Смех ван Гейта больше напоминал хриплое карканье ворона.
– Мой мальчик, – просмеявшись, произнес он. – Мой единственный мальчик уехал на войну много лет назад. Воевал за двадцать восьмой, за его независимость. И так и не вернулся. Отдал жизнь в борьбе с этими…
Он резко оборвал себя и отвернулся. Я невольно ощутил что-то вроде сострадания. Одинокий старик, похоронивший единственного сына… Никому такой судьбы не пожелаешь.
Появление Марты немного разрядило обстановку. Я с благодарным кивком принял из ее рук чашку из тонкого фарфора и тут же сделал глоток.
Не хватит слов, чтобы описать, каких усилий мне стоило сохранить нейтральное выражение лица: кофе был невыносимо горьким, а на зубах будто бы скрипнул песок. Я поспешно поставил чашку на стол, краем глаза заметив, что Коллинз последовал моему примеру. Ван Гейт все так же смотрел куда-то в сторону, пока за Мартой не закрылась дверь. Только тогда он перевел взгляд на нас.

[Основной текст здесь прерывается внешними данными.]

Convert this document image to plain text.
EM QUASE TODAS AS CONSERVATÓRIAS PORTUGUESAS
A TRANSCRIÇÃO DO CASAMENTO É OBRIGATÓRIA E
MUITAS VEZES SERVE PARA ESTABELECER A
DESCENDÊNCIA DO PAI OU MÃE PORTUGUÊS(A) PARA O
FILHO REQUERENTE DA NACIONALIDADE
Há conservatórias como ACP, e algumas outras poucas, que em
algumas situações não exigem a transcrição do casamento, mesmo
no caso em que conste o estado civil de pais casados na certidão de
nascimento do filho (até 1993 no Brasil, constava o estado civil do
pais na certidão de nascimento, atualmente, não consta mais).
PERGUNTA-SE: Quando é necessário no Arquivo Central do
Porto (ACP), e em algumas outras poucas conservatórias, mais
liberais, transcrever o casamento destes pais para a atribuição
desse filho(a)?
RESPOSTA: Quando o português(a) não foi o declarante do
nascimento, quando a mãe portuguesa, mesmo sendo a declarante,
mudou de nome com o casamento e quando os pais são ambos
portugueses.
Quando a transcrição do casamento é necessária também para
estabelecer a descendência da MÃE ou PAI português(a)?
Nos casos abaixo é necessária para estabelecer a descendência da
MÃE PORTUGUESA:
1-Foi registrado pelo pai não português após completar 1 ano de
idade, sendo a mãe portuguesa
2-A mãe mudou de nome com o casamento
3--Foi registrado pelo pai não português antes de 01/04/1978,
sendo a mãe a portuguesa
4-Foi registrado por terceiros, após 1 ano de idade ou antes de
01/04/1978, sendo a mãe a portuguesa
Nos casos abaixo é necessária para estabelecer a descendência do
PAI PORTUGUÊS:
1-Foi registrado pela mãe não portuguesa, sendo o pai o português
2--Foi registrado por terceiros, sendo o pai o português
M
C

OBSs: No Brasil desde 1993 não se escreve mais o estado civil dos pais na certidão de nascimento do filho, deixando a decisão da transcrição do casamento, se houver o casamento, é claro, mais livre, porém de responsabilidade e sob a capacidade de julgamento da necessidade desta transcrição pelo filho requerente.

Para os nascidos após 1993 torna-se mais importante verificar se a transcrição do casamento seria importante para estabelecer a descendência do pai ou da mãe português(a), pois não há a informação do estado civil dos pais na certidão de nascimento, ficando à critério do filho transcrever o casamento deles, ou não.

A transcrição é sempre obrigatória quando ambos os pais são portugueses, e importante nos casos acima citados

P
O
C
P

– Расскажите, – тихо произнес он, – что там происходит, в Большом мире?
Мы с Коллинзом переглянулись. Вот что рассказать о нашем сумасшедшем мире? Про кризис, готовый сожрать всех? Про итальянскую мафию, что скоро будет править на улицах Америки? Про голод? Про обесценивание денег?
Ван Гейт невозмутимо ждал ответа, давая нам собраться с мыслями.
Рассказ начал Коллинз. Он говорил про города, через которые мы с ним проехали. Про то, как за пригоршню долларов купили старую, но хорошую машину, которая прослужила нам верой и правдой столько времени. Даже грустно пошутил, что нынче при заселении в гостиницу спрашивают, для какой цели требуется номер. Если чтобы просто спать, то без проблем, а если чтобы выброситься из окна, необходимо занять очередь.
Тонкие губы ван Гейта тронула усмешка.
– А что Пруссия? – спросил он. – К чему привела их та революция в марте?
Коллинз запнулся и бросил на меня быстрый взгляд. Я лишь пожал плечами. Старик, видимо, совсем запутался в годах. Пруссия? Надо же, что вспомнил. Нынешняя Германия существует уже десятки лет.
– Коммунисты тогда проиграли, – осторожно сказал я. – Так что не уверен, что это можно назвать именно революцией.
Но ван Гейт решительно тряхнул головой.
– Нет, – категорично возразил он. – Они долго воевали, очень долго…
К концу фразы его голос совсем затих и ван Гейт замер в своем кресле, прикрыв глаза, словно эта вспышка разом лишила его всех сил.
Я же зажмурился, пытаясь справиться с дурнотой. Кажется, будто запах резко усилился и стал совсем удушающим. Это было уже просто невыносимо.
– Прошу прощения, – я поднялся на ноги. – Я…
Ван Гейт медленно открыл глаза и слабо улыбнулся.
– Прогуляйтесь, мой мальчик, – тихо сказал он. – Вам явно нужно на свежий воздух. Но обязательно возвращайтесь. Буду вас с нетерпением ждать.
С трудом дослушав фразу, я быстро вышел из комнаты.
Прочь. Прочь отсюда – из этого дома и из этого города. Я совершенно точно не представлял, как найти в себе силы дождаться конца недели и уехать.
Уехать и забыть про это место.
– Чего бы вы хотели в своей жизни, мистер Коллинз? – донесся до меня голос ван Гейта.
Что ответил Коллинз, я уже не услышал.